Monday, January 31, 2011

Which Cutting Board Material Is Best?

Inlaid Wooden Cutting Board
   Many people in the pro-wood camp point to a study conducted by Ak, Cliver and Kaspar in 1994 at the University of California at Davis Food Safety Laboratory that seemed to suggest that wood possesses anti-microbial properties and that surface bacteria die within minutes. In reality, their findings were that the bacteria actually were drawn into the wood through capillary action.

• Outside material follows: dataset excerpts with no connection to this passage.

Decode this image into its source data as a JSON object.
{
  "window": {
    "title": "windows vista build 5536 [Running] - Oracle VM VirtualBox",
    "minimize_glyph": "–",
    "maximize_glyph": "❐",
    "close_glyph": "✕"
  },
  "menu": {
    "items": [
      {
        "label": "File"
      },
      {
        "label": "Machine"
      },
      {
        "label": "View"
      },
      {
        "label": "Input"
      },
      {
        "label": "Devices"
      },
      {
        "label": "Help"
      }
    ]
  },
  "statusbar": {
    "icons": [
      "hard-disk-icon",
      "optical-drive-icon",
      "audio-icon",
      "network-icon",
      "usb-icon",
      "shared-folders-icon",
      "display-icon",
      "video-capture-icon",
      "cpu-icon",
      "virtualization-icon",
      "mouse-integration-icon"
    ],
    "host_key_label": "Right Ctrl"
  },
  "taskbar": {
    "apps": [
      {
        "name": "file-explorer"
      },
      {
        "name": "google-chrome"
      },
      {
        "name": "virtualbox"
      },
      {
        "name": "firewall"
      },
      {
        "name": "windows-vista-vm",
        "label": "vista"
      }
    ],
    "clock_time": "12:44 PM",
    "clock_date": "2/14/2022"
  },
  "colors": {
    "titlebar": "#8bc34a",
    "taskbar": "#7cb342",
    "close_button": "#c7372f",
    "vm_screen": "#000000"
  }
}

Once inside the wood, the bacteria no longer reproduced and eventually died off.

   Another argument in favor of wood is that, since wood is porous and allows bacteria to retreat into the grain where it is trapped and dies, there is actually more of a chance of getting bacterial contamination from a non-porous, plastic cutting board.
   While you should certainly throw away an old plastic cutting board that has knife cuts all over it, you can plane or sand down a thick wooden cutting board and be good to go for years to come. Wood is considered a “warm” material, and having a wooden cutting board on display in your kitchen can enhance the feeling of warmth and welcome and give even a modern kitchen a hint of rustic charm.
  A final check mark in the pro-wood box is sheer longevity and tradition. Wooden boards have been used by people for hundreds and hundreds of years. High quality wooden boards can be heirlooms passed down from generation to generation.

1 comment:

  1. Well, I'm pleased to know all of that. I love my wood cutting boards but wondered about the food safety issue. I sometimes think we get too phobic about things and forget that people had gotten along pretty well before.